Extracto del diario de sir Eustace Pedler

Ganas me dan de abandonar mis «Reminiscencias». En su lugar escribiré un artículo corto titulado: «Secretarios que he tenido». En cuanto a secretarios se refiere, parece pesar sobre mí una maldición. Tan pronto no tengo secretario alguno como me sobran secretarios. En el momento actual me hallo en camino de Rhodesia acompañado de una cuadrilla de mujeres. Race se larga con las dos más bonitas, claro está y me deja un saldo. Eso es lo que siempre me ocurre a mí, y después de todo, éste es mi coche particular, no el de Race.

Además, Anita Beddingfeld me acompaña a Rhodesia bajo pretexto de ser mi secretaria interina. Pero durante toda esta tarde ha estado en la plataforma del coche con Race, alabando la belleza del Desfiladero del río Hex. Cierto es que le dije que su principal obligación sería tenerme cogida la mano. Ni siquiera está haciendo eso, sin embargo. Quizá le tenga miedo a la señorita Pettigrew. No me extrañaría que así fuese. La señorita Pettigrew no tiene nada de atractiva, es una mujer repulsiva, de pies enormes, más parecida a un hombre que a una mujer.

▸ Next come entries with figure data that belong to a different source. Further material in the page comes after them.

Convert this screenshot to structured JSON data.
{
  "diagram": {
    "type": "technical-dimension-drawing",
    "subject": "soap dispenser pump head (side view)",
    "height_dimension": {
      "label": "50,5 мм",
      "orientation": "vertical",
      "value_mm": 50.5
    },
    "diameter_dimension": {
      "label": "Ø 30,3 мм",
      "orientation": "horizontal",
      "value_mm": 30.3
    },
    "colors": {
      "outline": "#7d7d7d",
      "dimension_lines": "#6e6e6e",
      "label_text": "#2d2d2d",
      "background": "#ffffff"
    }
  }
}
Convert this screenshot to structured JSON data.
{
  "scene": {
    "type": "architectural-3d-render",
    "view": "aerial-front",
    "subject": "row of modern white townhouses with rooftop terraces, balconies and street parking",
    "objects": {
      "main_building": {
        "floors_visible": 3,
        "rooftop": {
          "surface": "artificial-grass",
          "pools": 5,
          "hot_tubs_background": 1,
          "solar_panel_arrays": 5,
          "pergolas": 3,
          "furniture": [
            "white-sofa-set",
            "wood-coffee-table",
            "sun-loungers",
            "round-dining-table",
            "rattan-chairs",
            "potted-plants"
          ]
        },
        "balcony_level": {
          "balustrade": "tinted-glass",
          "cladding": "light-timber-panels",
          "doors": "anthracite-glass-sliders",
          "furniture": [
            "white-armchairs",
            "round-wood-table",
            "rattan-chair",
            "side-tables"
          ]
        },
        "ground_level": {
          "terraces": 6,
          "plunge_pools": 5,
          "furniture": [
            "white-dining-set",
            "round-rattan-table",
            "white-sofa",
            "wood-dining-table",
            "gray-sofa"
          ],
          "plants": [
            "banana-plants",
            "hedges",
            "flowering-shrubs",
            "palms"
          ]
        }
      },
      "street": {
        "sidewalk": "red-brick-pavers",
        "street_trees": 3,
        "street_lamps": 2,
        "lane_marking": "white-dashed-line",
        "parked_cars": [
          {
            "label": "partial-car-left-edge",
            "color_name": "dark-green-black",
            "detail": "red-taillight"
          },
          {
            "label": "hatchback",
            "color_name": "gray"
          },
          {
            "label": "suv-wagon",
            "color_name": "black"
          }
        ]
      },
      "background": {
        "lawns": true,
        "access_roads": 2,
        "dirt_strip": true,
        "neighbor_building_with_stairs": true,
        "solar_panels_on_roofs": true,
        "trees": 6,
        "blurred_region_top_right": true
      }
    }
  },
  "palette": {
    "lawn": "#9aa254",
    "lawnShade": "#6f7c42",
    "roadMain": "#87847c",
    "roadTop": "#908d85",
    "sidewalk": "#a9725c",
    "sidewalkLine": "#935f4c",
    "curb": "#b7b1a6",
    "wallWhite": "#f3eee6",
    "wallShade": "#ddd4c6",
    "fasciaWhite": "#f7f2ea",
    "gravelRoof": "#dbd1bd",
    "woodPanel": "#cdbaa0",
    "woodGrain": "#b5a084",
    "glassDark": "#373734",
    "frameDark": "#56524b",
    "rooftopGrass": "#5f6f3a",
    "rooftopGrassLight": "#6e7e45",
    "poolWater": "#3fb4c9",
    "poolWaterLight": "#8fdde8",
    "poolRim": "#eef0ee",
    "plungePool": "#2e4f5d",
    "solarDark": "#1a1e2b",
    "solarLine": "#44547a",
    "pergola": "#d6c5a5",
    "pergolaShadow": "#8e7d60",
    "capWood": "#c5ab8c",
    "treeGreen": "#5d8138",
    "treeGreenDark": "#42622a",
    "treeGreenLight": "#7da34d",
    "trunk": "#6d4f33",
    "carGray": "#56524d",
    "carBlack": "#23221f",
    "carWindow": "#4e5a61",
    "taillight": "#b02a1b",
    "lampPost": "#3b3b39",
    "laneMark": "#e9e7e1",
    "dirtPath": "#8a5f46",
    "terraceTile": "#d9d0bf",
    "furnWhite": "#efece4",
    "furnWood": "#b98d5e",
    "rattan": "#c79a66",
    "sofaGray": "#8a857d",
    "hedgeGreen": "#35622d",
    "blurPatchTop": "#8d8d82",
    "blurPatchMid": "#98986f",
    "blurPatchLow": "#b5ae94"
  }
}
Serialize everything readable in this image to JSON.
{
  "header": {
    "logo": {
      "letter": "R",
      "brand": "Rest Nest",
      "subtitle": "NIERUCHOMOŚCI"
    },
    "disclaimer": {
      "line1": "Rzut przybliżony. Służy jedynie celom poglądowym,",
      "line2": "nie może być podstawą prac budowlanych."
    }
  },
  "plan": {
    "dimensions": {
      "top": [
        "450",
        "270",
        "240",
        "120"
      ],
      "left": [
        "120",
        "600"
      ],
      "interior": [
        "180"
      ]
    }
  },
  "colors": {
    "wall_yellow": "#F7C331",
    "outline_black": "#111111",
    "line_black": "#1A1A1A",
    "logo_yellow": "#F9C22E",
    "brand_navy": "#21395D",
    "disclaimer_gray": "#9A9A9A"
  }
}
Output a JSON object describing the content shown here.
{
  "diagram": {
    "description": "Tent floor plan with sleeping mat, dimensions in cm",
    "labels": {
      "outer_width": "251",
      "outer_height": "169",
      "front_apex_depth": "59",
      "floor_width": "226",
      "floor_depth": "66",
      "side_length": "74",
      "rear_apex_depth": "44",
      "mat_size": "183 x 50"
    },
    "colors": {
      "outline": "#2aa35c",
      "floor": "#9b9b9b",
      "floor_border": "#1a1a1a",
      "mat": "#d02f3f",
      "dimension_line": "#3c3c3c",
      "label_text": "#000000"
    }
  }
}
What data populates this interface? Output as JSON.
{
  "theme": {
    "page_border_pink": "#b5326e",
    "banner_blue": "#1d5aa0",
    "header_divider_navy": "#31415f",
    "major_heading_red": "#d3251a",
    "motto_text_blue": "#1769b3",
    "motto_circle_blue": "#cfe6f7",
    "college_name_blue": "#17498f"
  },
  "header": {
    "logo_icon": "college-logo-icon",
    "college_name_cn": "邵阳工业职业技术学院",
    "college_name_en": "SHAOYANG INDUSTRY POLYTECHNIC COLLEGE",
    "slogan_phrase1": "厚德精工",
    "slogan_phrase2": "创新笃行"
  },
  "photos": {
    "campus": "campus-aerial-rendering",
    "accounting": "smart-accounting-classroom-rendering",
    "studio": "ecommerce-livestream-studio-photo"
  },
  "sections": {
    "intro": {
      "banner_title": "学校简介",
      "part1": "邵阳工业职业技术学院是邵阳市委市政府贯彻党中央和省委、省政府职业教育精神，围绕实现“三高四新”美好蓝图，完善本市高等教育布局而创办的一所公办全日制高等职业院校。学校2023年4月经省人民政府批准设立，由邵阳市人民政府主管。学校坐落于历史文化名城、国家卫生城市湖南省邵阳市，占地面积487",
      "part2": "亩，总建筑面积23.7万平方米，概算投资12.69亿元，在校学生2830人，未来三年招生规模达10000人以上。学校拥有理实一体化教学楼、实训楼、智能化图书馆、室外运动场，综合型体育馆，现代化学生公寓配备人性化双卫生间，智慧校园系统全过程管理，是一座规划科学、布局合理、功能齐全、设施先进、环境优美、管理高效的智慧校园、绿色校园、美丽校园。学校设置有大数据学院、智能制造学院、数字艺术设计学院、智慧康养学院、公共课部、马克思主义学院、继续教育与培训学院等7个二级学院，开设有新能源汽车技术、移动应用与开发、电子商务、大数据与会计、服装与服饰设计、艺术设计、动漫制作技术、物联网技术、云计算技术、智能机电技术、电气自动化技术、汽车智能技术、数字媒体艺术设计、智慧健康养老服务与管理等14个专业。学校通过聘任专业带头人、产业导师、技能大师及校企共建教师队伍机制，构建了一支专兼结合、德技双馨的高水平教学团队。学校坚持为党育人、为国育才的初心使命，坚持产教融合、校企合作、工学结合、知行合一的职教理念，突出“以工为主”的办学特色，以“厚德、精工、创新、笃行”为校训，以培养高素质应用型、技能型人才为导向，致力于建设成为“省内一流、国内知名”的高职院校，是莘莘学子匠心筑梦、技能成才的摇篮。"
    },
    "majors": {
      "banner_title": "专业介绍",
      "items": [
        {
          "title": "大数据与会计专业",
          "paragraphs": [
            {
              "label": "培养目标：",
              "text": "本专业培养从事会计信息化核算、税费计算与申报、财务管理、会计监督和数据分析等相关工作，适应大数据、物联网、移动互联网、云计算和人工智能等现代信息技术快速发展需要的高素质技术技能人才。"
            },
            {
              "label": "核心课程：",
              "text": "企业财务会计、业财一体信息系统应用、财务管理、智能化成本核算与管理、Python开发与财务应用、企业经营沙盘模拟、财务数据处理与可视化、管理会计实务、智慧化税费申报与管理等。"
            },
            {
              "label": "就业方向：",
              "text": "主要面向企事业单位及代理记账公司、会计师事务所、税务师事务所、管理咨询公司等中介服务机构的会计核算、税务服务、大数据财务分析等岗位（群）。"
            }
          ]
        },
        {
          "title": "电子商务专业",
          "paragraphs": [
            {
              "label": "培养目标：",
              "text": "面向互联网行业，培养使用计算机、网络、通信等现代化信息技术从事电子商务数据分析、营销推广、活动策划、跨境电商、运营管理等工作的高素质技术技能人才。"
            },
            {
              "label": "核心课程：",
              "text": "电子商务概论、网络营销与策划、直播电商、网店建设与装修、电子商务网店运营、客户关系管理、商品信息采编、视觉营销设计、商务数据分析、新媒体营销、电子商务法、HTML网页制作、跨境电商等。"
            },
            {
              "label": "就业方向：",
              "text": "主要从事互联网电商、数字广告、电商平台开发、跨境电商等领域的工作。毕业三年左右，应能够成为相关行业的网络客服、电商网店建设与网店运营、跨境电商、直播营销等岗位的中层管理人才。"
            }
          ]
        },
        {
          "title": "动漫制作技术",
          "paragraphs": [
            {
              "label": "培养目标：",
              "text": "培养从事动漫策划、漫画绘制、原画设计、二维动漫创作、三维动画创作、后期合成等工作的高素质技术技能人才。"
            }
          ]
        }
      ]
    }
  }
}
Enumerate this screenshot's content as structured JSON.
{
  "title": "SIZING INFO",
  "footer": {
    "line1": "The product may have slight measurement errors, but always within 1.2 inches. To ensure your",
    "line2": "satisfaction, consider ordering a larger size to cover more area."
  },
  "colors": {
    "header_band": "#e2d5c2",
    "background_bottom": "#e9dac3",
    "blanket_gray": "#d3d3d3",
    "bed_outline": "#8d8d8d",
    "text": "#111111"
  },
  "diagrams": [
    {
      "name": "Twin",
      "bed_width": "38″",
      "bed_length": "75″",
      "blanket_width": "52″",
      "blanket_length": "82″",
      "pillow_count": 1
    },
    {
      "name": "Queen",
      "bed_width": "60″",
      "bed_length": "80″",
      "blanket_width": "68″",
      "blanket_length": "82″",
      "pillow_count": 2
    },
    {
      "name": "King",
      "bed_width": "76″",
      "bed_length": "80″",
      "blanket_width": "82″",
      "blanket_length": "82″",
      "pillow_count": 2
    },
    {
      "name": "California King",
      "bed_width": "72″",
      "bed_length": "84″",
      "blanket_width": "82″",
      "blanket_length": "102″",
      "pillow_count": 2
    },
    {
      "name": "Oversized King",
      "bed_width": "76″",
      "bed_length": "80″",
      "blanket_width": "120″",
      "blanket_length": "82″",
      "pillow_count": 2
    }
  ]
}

Hay algo muy misterioso en Ana Beddingfeld. Subió al tren en el último instante, jadeando a más no poder, como si hubiera estado tomando parte en una carrera. Y, sin embargo, ¡Pagett me dijo anoche que la había visto marchar en el tren de Durban! O Pagett ha estado bebiendo otra vez, o la muchacha tiene un cuerpo astral. ¡No lo comprendo!

Y nunca da explicaciones. Nadie da explicaciones nunca. Sí. «Secretarios que he tenido»: Número 1, un asesino fugitivo. Número 2, un borracho vergonzante que se dedica a intrigas poco recomendables en Italia. Número 3, una niña muy hermosa que posee la útil facultad de hallarse en dos lugares distintos al mismo tiempo. Número 4, la señorita Pettigrew, que, con toda seguridad, es un criminal peligroso disfrazado. Probablemente se trata de uno de los amigos italianos de Pagett que éste ha logrado colgarme al cuello. Nada me extrañaría que el mundo descubriera, el día menos pensado, que me había dejado engañar como un chino por Pagett. Bien mirado, creo que Rayburn fue el mejor de todos. Nunca me molestó ni se cruzó en mi camino. Guy Pagett ha tenido la impertinencia de hacer meter aquí el baúl de los papeles. Ninguno de nosotros puede andar sin tropezar con él y darse un batacazo. Salí hace un momento a la plataforma, esperando que mi aparición fuese saludada con gritos de júbilo y alegría. Las dos mujeres escuchaban, fascinadas, uno de los relatos de viaje de Race. Tendré que colgarle un letrero a este coche, no el de «Sir Eustace Pedler y amigos», sino el de «Coronel Race y su harén».

A la señora Blair se le ocurrió de pronto sacar fotografías estúpidas. Cada vez que tomábamos una curva muy pronunciada a medida que el tren ascendía la montaña, ella sacaba un retrato de la locomotora.

—¿Comprenden ustedes mi objeto? —exclamó, encantada—. Tiene que ser una curva fantástica para que se pueda fotografiar la parte delantera del tren desde la parte de atrás. Y con la montaña de fondo tendrá un aspecto verdaderamente imponente y peligroso.

Le hice ver que no habría nada en la fotografía que indicase que se había tomado desde la parte posterior de un tren. Ella me miró compasiva.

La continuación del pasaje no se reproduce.